Apart from making a very short item with Floyd cooking his rabbit dish, I’d never done anything like this before. Fortunately I was saved by the cameraman, Malcolm Baldwin, suggesting that it would be quite a good idea to cut at this point and set up a closer shot of the subject, which was the fish. ‘Ah! I get it,’ I thought, as Sonia started to cut the hake into cutlets—but what happens next? It was a bit like a jigsaw puzzle, except you had to saw out the pieces personally before you began.

Day one of a new series, and technically I wasn’t up to it: it was a pretty cathartic moment for me. I could tell by the way Floyd was looking at me that he knew I’d lost the plot. I could feel the respect levels plummeting and I thought to myself, ‘I wish I hadn’t done this. I wish I hadn’t done this.’ A director has to be in charge, or everything spirals out of control.

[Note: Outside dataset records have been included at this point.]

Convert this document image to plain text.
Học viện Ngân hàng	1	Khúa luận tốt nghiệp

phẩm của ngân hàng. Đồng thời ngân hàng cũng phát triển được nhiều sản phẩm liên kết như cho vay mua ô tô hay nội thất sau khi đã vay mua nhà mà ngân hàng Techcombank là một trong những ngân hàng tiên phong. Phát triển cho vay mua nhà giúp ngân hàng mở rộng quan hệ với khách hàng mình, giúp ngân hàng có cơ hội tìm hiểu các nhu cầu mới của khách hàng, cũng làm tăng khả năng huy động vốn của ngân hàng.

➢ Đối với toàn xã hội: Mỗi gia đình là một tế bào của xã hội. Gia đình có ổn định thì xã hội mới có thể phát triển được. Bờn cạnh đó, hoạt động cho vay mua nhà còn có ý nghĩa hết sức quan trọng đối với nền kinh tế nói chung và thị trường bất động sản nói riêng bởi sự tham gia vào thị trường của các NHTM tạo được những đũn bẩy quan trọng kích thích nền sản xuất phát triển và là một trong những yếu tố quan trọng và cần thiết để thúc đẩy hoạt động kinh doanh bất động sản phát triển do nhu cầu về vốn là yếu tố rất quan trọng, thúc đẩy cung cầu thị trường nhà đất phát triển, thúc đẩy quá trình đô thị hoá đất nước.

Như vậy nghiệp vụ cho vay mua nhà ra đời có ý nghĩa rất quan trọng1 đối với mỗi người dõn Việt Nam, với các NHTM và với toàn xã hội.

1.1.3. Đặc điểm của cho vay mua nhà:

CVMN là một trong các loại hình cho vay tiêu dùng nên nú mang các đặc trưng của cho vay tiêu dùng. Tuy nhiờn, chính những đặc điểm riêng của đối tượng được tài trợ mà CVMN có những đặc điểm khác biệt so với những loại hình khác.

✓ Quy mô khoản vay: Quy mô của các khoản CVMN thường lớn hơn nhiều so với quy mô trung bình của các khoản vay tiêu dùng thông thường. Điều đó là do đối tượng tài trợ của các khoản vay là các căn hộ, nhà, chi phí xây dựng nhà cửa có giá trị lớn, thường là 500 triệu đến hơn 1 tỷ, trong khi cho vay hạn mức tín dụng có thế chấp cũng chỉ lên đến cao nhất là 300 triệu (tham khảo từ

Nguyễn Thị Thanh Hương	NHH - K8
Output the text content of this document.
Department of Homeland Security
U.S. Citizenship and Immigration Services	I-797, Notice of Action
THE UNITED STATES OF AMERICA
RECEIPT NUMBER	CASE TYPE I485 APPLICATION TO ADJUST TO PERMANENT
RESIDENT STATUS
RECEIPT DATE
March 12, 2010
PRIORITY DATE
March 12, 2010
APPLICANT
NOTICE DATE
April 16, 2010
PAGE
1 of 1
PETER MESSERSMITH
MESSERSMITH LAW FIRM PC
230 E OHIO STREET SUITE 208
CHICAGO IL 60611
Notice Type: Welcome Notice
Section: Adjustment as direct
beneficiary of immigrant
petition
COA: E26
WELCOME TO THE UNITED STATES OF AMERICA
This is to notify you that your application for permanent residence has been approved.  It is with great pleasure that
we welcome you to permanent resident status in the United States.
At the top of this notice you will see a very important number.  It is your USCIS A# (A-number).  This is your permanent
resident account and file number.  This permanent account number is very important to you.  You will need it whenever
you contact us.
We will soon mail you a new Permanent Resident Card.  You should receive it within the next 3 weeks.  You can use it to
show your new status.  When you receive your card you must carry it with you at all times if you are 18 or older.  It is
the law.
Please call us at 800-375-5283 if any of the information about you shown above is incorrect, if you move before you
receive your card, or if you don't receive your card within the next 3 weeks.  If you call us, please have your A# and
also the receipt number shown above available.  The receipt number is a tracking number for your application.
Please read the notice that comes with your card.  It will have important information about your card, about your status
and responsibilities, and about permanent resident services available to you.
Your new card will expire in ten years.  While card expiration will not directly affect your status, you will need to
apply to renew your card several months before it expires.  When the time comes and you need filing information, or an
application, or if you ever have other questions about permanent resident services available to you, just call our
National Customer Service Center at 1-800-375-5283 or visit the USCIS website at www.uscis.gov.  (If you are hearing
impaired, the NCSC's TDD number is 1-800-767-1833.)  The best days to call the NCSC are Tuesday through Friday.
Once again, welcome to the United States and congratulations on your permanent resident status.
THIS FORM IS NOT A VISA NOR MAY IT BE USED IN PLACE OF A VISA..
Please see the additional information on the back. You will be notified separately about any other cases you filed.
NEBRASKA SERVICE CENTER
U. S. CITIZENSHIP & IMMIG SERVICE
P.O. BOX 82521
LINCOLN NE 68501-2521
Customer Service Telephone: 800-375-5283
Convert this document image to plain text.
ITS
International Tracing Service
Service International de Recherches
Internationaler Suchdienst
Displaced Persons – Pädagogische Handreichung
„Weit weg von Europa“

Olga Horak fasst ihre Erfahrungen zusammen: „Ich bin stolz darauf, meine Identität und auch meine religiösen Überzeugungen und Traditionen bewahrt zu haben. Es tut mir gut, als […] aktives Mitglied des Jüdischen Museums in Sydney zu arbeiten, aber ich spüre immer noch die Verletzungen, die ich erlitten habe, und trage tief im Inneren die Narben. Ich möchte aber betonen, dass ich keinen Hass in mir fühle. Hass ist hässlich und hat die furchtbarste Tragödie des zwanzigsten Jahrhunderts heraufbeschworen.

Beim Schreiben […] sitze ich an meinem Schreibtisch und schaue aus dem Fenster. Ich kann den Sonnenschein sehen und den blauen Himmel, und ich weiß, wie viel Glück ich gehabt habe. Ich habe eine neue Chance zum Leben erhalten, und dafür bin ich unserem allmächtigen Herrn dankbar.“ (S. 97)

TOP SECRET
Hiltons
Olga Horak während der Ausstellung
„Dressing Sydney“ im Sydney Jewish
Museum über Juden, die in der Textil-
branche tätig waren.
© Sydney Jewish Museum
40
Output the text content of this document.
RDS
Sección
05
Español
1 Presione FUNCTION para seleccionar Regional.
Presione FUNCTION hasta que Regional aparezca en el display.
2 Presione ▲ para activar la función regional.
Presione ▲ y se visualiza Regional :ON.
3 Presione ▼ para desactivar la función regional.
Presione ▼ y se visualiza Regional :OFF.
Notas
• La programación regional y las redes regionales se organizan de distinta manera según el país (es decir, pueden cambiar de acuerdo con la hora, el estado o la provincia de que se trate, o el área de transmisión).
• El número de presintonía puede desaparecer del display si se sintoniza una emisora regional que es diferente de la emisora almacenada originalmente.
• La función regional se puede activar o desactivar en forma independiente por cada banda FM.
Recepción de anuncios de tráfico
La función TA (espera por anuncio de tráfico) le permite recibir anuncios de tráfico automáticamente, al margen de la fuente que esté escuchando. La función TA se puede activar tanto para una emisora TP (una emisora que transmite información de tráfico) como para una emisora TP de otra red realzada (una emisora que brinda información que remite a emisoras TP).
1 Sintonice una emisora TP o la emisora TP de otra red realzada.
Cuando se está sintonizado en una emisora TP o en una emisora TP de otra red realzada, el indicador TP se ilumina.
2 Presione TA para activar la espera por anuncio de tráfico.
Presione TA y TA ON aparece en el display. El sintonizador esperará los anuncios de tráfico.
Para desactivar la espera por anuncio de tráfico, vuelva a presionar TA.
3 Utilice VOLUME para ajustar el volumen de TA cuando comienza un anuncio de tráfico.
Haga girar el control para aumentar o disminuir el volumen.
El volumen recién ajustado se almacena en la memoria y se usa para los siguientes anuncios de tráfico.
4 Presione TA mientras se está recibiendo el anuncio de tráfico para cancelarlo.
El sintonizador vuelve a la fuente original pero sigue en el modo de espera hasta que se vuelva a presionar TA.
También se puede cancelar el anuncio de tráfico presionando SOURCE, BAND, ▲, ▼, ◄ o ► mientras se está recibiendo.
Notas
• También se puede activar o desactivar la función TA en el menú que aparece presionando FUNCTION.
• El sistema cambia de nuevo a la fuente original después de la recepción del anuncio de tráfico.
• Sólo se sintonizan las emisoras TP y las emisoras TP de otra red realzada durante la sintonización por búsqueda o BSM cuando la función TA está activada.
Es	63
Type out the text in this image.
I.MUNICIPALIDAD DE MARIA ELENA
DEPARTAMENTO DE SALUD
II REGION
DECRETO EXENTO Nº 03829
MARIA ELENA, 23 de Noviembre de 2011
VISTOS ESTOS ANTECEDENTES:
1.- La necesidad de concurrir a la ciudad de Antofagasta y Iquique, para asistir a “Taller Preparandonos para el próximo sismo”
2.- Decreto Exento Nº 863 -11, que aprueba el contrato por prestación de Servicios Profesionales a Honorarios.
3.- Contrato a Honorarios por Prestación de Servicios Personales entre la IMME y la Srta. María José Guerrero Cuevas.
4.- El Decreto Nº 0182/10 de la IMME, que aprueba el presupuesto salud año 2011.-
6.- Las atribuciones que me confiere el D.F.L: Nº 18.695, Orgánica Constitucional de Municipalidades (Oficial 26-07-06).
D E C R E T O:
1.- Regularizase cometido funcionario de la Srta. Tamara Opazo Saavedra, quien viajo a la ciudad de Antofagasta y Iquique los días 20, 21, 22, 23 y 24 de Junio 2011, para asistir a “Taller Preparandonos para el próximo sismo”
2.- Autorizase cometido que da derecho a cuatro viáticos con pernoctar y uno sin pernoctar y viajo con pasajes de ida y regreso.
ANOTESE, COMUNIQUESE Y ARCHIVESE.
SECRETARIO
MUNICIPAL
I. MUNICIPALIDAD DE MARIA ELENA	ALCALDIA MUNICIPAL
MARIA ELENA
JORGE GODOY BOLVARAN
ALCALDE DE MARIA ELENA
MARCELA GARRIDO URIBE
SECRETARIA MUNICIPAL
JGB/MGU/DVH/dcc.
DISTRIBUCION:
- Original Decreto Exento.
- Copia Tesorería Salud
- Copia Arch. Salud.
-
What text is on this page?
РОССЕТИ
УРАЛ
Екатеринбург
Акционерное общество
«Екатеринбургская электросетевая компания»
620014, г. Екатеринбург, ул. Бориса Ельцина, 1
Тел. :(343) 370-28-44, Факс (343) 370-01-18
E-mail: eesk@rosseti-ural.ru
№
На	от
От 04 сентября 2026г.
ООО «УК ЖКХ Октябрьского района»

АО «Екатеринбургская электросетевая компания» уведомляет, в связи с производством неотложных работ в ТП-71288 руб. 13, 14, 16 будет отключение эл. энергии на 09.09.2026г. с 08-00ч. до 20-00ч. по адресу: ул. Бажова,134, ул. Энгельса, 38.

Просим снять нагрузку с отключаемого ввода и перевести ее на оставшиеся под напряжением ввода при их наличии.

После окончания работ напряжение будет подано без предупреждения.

I learnt a set of valuable lessons that day and they are: do a thorough ‘recce’ of the location; discuss in detail the actual cooking process, something you should be able to commit to memory; and make sure there’s another stand-in fish and duplicate ingredients so that you can film all the close-ups of the cooking process in beautiful back-lit photography later on. Also, if the camera is stuck on a tripod, there is very little it can do, whereas if it is handheld it becomes the viewer’s eager eye. I just wish someone had told me before. It would have saved so much pain and angst.